Public-sector pay in Switzerland is about 5% more than private-sector pay for similar work. The private sector typically offers stronger upside and bigger bonuses; the public sector typically offers better benefits and stability.

Public vs private pay gap

5%

Public-sector workers earn this much more than private-sector workers in Switzerland on average.

Public sector 127,700 CHF
Private sector 121,800 CHF

Executive secretary salary by city in Switzerland

Executive secretary pay is not even across Switzerland. The chart below shows the highest-paying cities in the dataset, followed by the full location table.

  • Geneve
  • Zurich
  • Lausanne
  • Basel
  • Bern
  • Luzern
  • St. Gallen
  • Winterthur
  • Biel
  • Lugano
LocationTypeAverageMedianRange
GeneveCity78,900 CHF75,500 CHF42,000-118,900 CHF
ZurichCity75,800 CHF77,100 CHF39,500-119,700 CHF
LausanneCity73,800 CHF73,200 CHF39,600-116,400 CHF
BaselCity73,100 CHF78,200 CHF32,900-114,900 CHF
BernCity71,600 CHF71,200 CHF34,400-111,700 CHF
LuzernCity71,000 CHF69,400 CHF37,300-109,000 CHF
St. GallenCity68,900 CHF68,900 CHF32,200-105,800 CHF
WinterthurCity66,400 CHF74,100 CHF32,900-107,700 CHF
BielCity66,000 CHF65,400 CHF30,600-99,700 CHF
LuganoCity62,600 CHF68,100 CHF30,800-100,700 CHF


Executive Secretary in Switzerland: FAQs

  • How much does an executive secretary make per month in Switzerland?

    An executive secretary in Switzerland earns about 5,516 CHF a month before tax, based on an annual average of 66,200 CHF.

  • What's the salary range for an executive secretary in Switzerland?

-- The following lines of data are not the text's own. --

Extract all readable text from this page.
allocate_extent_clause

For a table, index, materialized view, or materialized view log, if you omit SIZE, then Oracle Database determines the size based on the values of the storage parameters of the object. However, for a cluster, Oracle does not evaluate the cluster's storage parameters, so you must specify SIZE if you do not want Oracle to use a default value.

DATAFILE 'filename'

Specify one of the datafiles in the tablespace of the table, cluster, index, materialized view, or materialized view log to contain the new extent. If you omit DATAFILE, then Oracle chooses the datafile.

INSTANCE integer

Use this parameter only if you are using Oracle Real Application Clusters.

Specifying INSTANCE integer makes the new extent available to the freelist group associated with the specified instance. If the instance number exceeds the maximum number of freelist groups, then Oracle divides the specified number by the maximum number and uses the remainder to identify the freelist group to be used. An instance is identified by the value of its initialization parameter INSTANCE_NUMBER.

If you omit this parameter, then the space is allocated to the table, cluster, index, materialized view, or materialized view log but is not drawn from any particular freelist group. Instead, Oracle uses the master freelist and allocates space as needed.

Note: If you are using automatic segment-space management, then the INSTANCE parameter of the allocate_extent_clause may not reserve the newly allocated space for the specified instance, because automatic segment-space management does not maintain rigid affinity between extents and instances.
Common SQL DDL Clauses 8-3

    Entry-level executive secretaries in Switzerland start near 29,600 CHF. Top-end pay reaches around 109,000 CHF. The middle 50% of earners sit between 46,200 and 99,100 CHF.

  • Is the median executive secretary salary in Switzerland higher or lower than the average?

    The median is 71,400 CHF, higher than the average of 66,200 CHF. Half of executive secretaries in Switzerland earn below the median, half earn above it.

  • What's the gender pay gap for executive secretaries in Switzerland?

    Men working as an executive secretary in Switzerland earn around 6% less than women on average (66,900 vs 70,800 CHF a year).

  • Do executive secretaries in Switzerland get bonuses?

    About 35% of executive secretaries in Switzerland reported a bonus in the past 12 months. Reported bonuses ranged from 0% to 4% of base salary.

  • Do executive secretaries earn more in the public or private sector in Switzerland?

    In Switzerland, the public sector pays an executive secretary about 5% more on average. Public-sector pay tends to be steadier; private-sector pay tends to offer bigger upside.

  • How often do executive secretaries in Switzerland get a pay raise?

    An executive secretary in Switzerland sees a raise of around 10% every 17 months, equivalent to roughly 7% a year.